What the Sabathia trade means to the YanksBy
In the blink of an eye last night, the Yankees became the clear-cut front runners for C.C. Sabathia.
This dance began over the weekend when few were paying attention. The Milwaukee Brewers, it seemed, had emerged as the clear-cut front runners in the C.C. Sabathia Sweepstakes, and last night, just minutes before the start of a thrilling Yankees-Red Sox game and three and a half weeks prior to the trading deadline, the Brewers and Indians consummated what will probably be this July’s biggest deal. The Brewers sent Matt LaPorta, Zach Jackson, Rob Bryson and a PTBNL that will probably be Taylor Green, their MiLB 2007 player of the year, to the Indians for three months of C.C. Sabathia.
For the Brewers, the NL’s leading Wild Card team, this move cements their status as a legitimate playoff contender for practically the first time since they won the AL East in 1982. For the Indians, this move signals that the team is in sell mode, and while they may not have done this well this time, they pulled in a pretty decent haul in exchange for a pitcher sure to hit free agency in a few months.

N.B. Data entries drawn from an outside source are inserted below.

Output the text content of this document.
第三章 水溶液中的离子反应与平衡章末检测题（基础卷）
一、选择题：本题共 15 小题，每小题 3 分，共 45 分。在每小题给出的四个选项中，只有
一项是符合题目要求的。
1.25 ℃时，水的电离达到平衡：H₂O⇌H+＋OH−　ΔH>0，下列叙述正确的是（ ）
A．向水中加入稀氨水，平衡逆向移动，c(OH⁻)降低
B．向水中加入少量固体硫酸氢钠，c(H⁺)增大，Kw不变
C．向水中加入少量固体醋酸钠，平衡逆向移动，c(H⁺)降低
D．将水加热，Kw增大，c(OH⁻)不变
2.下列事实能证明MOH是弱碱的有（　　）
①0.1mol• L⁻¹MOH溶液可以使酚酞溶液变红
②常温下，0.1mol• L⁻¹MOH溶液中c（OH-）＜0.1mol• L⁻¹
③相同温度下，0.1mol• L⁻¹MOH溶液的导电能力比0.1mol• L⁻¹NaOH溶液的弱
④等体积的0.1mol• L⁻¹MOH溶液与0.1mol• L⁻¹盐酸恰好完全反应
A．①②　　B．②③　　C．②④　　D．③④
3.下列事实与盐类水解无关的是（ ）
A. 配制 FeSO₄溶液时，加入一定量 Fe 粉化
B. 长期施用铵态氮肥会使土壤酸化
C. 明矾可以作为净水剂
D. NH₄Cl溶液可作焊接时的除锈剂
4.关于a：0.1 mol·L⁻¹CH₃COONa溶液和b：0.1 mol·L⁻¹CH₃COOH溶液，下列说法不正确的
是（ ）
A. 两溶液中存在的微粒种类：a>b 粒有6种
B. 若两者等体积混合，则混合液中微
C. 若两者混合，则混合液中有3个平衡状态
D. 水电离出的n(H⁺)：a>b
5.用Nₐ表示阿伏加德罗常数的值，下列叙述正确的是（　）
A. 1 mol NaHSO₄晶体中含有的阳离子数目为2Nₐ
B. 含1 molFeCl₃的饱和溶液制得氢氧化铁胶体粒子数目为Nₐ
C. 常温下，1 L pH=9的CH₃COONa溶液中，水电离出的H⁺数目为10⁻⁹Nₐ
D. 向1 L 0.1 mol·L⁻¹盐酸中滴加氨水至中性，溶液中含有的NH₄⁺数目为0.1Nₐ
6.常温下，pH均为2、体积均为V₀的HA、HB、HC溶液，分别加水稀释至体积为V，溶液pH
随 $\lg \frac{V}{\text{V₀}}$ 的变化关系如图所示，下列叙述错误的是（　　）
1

The Yankees, however, are once again on the outside of a blockbuster trade involving a big-time pitcher. Unlike during the Santana sweepstakes, the Yankees weren’t blocked by the Twins’ desires to ship Santana out of the AL. Rather, they opted not to make a potential move. As Ken Rosenthal reported, “the Yankees also were ‘very heavily involved’ in the Sabathia discussions, one source said, but declined to commit the necessary prospects at a time when their 2008 chances are uncertain.”
As Yankee fans are very divided over the direction of the team, certain factions will have a field day with this tidbit. Once again, when faced with giving up some prospects for a quote-unquote proven ace at the time when the Yanks’ pitching is looking rather frail, Brian Cashman and the Yankee braintrust got gun-shy and stood pat. But of course it isn’t as simple as that.
Right now, the Yankees are in the unenviable position of not knowing what’s going on with their team. They’ve dealt with numerous injuries — 60 percent of their starting rotation, most of their starting lineup — and they’re on the cusp of contention, too far out of first place and just close enough to the Wild Card leader to be in it. They don’t know if they should buy or sell; they don’t know what they really need. Some people think they need a bat and can fill in the pitching from the organization; others thing their offense is fine, and they could use a pitcher.
But for the Yankees, they weren’t in a position to make this move yet, and they didn’t have to. They have Ian Kennedy and Dan McCutchen making their respective ways through the organization. They have Phil Hughes and — dare I say? — Carl Pavano rehabbing. By opting not to acquire Sabathia — and we really don’t know how close or far they were in doing so (and it would have cost at least Hughes and more) — they positioned themselves as the leaders in the eventual C.C. Sabathia sweepstakes bound to occupy the back pages after the Fall Classic ends.
I can unequivocally say that Sabathia will not re-sign with the Brewers before testing the free agency waters. Had he wanted to sign without hitting the market, he would have stayed with Cleveland, a town and an organization he has known and loved for over a decade. Now, he will be a free agent, and if the Yankees want him and he wants the Yankees, it will get done. They have millions of dollars coming off the books and millions more coming their way from a new stadium. And the best part of all is that they won’t have to pay twice for the big lefty.